Toutefois, problème de taille : ce dernier PJL n’a été promulgué que le 22 janvier dernier. Conséquence entre le 1er du mois et cette date, le renouvellement au-delà de 48h pour l’isolement et de 24h pour la contention est devenu illégal. Quelques jours après la censure des Sages du 16 décembre 2021, un communiqué signé par la quasi-totalité des organisations professionnelles du soin psychique constatait amèrement : « [d]ès lors c’est la responsabilité pleine et entière, civile et pénale, des professionnels qui sera désormais potentiellement engagée, devant l’impossibilité du renouvellement des mesures de sécurisation juridique de la prise en charge des patients. » Inquiètes, elles poursuivaient : « Il s’agit là d’un véritable séisme institutionnel, une première depuis 1838, qui insécurise un peu plus encore les professionnels de psychiatrie pourtant déjà éreintés par la crise structurelle du système de santé, les difficultés de recrutement, et les vagues successives l’épidémie COVID 19 contre lesquelles ils se sont – et restent encore – fortement mobilisés. »
« J’inviterais tous les psychiatrisés qui ont été attachés ou enfermés durant cette période à porter plainte contre l’établissement et donc contre l’Etat pour sa défaillance », tranche M. Bellahsen [NDLR : seuls ceux dont l’isolement et/ou la contention ont été prolongées au-delà de, respectivement, 48h et 24h le pourraient]. Ce psychiatre « espère que ces contentieux vont se multiplier pour instituer un vrai débat national là-dessus ». Face à ce risque juridique caractérisé pour les établissements psychiatriques, le ministère des Solidarités et de la Santé s’est activé. Une circulaire publiée au cours du mois de janvier les mettait en garde sur la possible constatation de l’illégalité du renouvellement des mesures d’isolement et de contention au-delà des délais légaux.
Isoler cette insécurité juridique et cette « inflation » du reste des problématiques que traverse la psychiatrie serait faire une erreur notable.
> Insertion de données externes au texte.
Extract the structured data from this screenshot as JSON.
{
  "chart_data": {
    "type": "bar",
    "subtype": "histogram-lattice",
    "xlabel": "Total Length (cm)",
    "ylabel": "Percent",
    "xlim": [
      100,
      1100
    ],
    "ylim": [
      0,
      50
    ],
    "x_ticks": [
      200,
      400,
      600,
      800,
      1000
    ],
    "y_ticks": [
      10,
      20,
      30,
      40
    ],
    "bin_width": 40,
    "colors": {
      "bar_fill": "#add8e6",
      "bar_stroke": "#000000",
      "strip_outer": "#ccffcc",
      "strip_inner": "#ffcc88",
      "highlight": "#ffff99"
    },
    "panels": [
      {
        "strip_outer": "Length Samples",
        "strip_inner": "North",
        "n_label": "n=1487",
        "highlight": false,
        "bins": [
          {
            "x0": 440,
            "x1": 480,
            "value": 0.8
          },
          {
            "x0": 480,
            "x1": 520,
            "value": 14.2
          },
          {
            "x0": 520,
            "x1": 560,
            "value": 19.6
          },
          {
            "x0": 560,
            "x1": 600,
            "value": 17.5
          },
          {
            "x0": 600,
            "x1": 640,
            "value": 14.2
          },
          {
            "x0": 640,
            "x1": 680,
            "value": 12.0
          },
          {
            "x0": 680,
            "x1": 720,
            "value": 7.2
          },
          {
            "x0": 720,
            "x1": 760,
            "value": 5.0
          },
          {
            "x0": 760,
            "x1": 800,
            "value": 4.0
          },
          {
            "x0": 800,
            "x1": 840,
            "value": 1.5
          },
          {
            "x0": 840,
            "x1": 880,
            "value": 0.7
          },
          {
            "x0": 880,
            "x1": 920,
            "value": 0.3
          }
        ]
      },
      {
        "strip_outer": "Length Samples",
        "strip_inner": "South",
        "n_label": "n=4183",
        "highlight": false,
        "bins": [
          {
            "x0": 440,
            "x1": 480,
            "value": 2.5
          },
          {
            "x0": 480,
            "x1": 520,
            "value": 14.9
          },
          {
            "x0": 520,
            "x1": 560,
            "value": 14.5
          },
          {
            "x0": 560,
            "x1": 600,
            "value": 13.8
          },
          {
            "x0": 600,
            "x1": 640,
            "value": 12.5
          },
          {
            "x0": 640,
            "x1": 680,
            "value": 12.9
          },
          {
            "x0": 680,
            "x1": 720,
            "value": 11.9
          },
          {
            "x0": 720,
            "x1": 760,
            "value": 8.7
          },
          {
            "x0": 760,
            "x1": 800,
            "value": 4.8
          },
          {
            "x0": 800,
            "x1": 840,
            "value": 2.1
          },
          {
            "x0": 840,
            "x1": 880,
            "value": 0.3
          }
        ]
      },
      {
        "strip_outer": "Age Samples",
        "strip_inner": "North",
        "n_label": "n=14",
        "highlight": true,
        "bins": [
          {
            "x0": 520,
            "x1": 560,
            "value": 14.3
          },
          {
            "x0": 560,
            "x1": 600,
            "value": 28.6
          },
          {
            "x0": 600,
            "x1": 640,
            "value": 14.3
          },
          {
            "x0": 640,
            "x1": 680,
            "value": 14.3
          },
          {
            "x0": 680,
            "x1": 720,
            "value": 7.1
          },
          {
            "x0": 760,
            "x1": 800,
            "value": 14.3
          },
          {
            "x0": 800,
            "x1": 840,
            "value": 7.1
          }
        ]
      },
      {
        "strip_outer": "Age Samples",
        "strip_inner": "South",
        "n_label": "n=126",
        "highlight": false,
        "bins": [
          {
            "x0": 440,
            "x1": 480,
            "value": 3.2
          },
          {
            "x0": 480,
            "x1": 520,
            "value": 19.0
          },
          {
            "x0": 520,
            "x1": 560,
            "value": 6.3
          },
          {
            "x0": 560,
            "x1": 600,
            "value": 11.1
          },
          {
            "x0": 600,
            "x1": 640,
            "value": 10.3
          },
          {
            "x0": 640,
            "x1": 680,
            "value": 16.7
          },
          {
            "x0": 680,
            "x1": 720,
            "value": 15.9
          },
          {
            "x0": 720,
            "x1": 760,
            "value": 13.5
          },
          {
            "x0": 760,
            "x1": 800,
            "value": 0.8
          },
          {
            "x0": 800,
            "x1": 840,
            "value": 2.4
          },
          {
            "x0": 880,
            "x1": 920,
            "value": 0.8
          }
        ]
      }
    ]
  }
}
Pour Mathieu Bellahsen, l’augmentation des mesures d’isolement et de contention s’explique par trois pénuries : « psychique », celle d’un « formatage » à des techniques de soins court-termistes ; « humaine », celle du manque de personnels ; et « financière et matérielle ». Pourtant, Emmanuel Macron et le Gouvernement considèrent avoir réalisé de grandes avancées lors des Assises. « Les mesures annoncées par le Président de la République, souligne un communiqué de presse interministériel daté de septembre 2021, […] définissent […] une ambition renouvelée et étendue en matière de prise en charge de la santé mentale et de la psychiatrie en France. » De leur côté, 13 organisations de professionnels du soin psychique s’interrogeaient en octobre dernier sur : « un beau discours présidentiel qui laisse pourtant des problèmes majeurs sans réponse ». Alors : qui a tort, qui a raison ?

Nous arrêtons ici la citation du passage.